- Что она хотела? - с тревогой в голосе задал свой вопрос Орлов, увлекая ее подальше, в укромное местечко под лестницей.
Оксана никак не могла выдавить из себя слова, словно боялась вслух озвучить правду: она монстр, каких поискать еще надо.
Усадив девушку на старый школьный стул, сам он устроился рядом, перед ней на корточках, обеими руками сжимая ее почему-то холодные пальцы. Ритмичными движениями принялся растирать продрогшие костяшки Оксаны, сетуя на ее излишнюю худобу и внимательно следя за изменениями на лице девушки. Он не торопил ее с ответом, не хотел давить. Знал, что она сама расскажет обо всем. Пусть не сейчас, и, может, даже не сегодня, но обязательно расскажет.
А между тем, Ксюша с отстраненным видом все же произнесла:
- Ее уволили из-за меня.
- Кого? - не сообразил сначала Орлов. - Агрипину?
- Да, - коротко подтвердила девушка.
- С чего ты это взяла? - вновь задал вопрос Макс, словно не верил, что такое вообще могло случиться.
- Она сама сказала.
- Может, она просто решила тебя припугнуть?
- Зачем? - удивилась Оксана, переводя взгляд на Макса.
- Ну, не знаю. О чем-то же вы с ней разговаривали до этого.
- Разговаривали, - подтвердила Оксана, чувствуя, как горький комок подбирается к горлу. - Она мягко намекнула мне, что то видео... - на мгновение девушка замялась, не решаясь озвучивать вслух пикантные подробности из своей личной жизни, а потом продолжила, избегая взгляда Макса: - Ну, ты сам знаешь какое... В общем, поднялся скандал и, видимо, крайней осталась Агрипина. Я лишила человека работы, понимаешь... И это так гадко осознавать... Она столько лет нянчилась с нами... С первого класса... А я все равно, что предала ее... Больно... Как же больно от этого... - принялась сбивчиво тараторить Оксана, размазывая слезы по щекам.
- Тише-тише, - Макс ладонью сжал ее затылок и носом уткнул в свою грудь, дав возможность выплакаться. Встал на колени перед ней, чтобы было удобнее, и принялся раскачиваться из стороны в сторону, будто хотел усыпить ее совесть. И убаюкивания его длились ровно столько, сколько потребовалось ей для успокоения души.
Когда всхлипы поутихли, Макс слегка отстранился, взглядом отыскал ее покрасневшие глаза, и с особой страстью принялся внушать ей обратное:
- Ты не виновата, слышишь? - сжимая в тисках ее лицо, заговорил Орлов. - Не виновата в том, что ее увольняют. Я уверен, это все из-за возраста. Просто повод нашли, к чему придраться.

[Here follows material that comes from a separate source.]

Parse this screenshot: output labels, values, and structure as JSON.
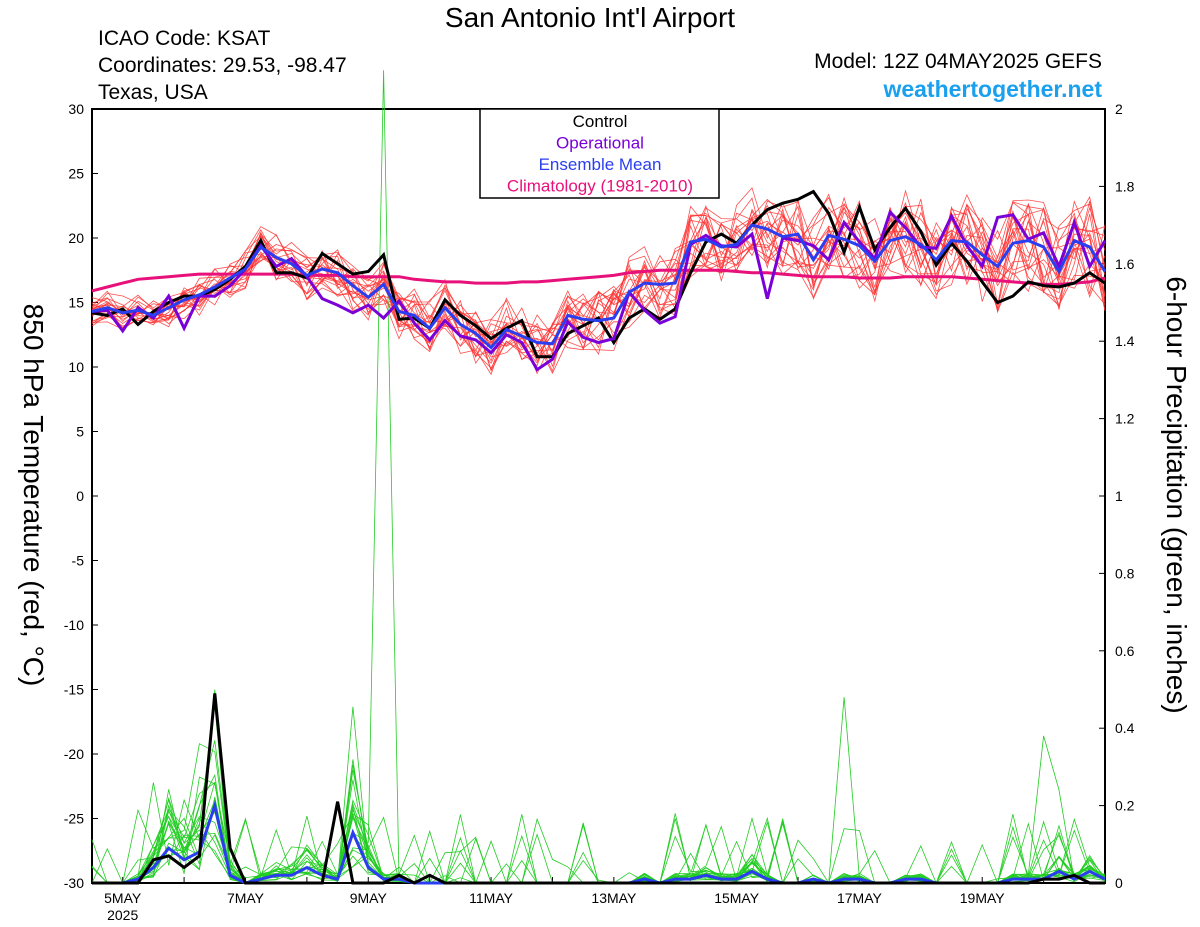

Не ты, так другое что-нибудь придумали, - не переставал утверждать очевидное Макс, большим пальцем стирая слезы, асимметрично стекающие по ее щекам. - И не смей винить себя в том, что этот Сергей оказался таким придурком. Да я бы его... убил за тебя, слышишь?! Все бы отдал, чтобы оказаться в ту ночь рядом с тобой!
После каждого, сказанного слова он принялся осушать соленые реки горечи своими губами. И выглядели его попытки утешить со стороны так трогательно, что Оксана не смела протестовать. Напротив, замерла истуканом, боясь даже в мыслях предположить, как далеко его заведет чувство сострадания.
А потом, поцелуи его прекратились. Он снова прижал голову Оксаны к себе и принялся зарываться пальцами рук в ее волосы, совершая едва осязаемые круговые движения. При этом чуть слышно повторяя:
- Ну, ничего. Пока я рядом больше никто и пальцем не тронет тебя... Ты мне веришь?
Снова отстранился, приподнял ее лицо за подбородок, и с особым пристрастием принялся изучать ее зеркало души, видимо, надеясь по глазам определить, какой ответ девушка готова была дать. А может, просто хотел удостовериться, что ответ этот будет звучать искренне, от самого сердца.
- Верю, - как зачарованная повторила за ним Ксюша, словно попала под его влияние.
Еще секунду она смотрела на Макса, чувствуя, как мир внутри нее переворачивается с ног на голову. Не видя ничего вокруг себя. Только его глаза: такие яркие, такие голубые. А потом он накрыл ее губы своими, и поцелуй казался таким естественным, будто раньше по сто раз на дню приходилось целоваться. И если Сергей терзал ее губы, подчинял себе, ломал ее волю, то поцелуй Макса казался воздушным. Он словно убаюкивал ее своим теплом, отчего наледь на сердце превращалась в капли воды. Ласкал с особой осторожностью, как будто боялся сломать. И именно эта нежность подкупила Оксану.